Conservative interactions in protein evolution

Patterns of sequence conservation are widely used in studies of proteins. Protein families, and more recently also protein superfamilies, are characterized by a shared three-dimensional structure and patterns of conservation of amino acid sequence. Obtaining a comprehensive understanding of the factors that drive the conservation of residues at specific positions in a protein is an important challenge in understanding protein structure, function, and evolution. We explore this question in the PAS domain superfamily. PAS domains form a diverse superfamily of signaling proteins defined by a weak but characteristic pattern of sequence conservation. The 9 most strongly PAS-conserved residues are located at structurally inconspicuous positions that remain largely unstudied. Thus, while evolution indicates that these residues are critical, the mechanistic reason for their conservation remains unresolved. Two candidate functions are in PAS domain folding/stability and in allosteric switching for signaling.

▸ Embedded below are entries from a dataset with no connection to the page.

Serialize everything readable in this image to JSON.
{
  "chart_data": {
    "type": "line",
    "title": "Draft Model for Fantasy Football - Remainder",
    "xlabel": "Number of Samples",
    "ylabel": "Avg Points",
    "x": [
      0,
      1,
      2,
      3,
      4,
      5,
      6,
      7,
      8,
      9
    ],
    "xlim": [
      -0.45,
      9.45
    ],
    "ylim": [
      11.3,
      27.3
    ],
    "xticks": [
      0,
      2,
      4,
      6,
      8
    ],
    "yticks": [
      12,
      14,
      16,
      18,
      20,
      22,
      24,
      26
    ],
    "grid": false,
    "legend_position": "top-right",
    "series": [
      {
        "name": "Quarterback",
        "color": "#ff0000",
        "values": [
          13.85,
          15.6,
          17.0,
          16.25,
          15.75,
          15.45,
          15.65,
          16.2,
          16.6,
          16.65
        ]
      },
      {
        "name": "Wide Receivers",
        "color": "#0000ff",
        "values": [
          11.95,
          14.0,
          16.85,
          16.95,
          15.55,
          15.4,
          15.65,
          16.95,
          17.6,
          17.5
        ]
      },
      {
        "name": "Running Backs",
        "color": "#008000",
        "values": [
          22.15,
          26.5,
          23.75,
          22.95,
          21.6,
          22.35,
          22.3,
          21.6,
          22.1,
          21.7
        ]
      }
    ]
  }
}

Our experimental data on photoactive yellow protein argue against a role in allosteric switching or protein stability. However, we observed that mutations at these residues often substantially reduce the degree of protein production. Further analysis revealed conserved residues that affect protein stability and in vivo protein production, indicating that both effects drive evolutionary conservation in PYP, but through two largely distinct sets of residues. Bioinformatics analysis of contact maps in PAS domains revealed conserved networks of interactions, where side chain identity is variable, but a cluster of inter-residue interactions is retained. We propose that such conservative interactions is important for efficient protein production.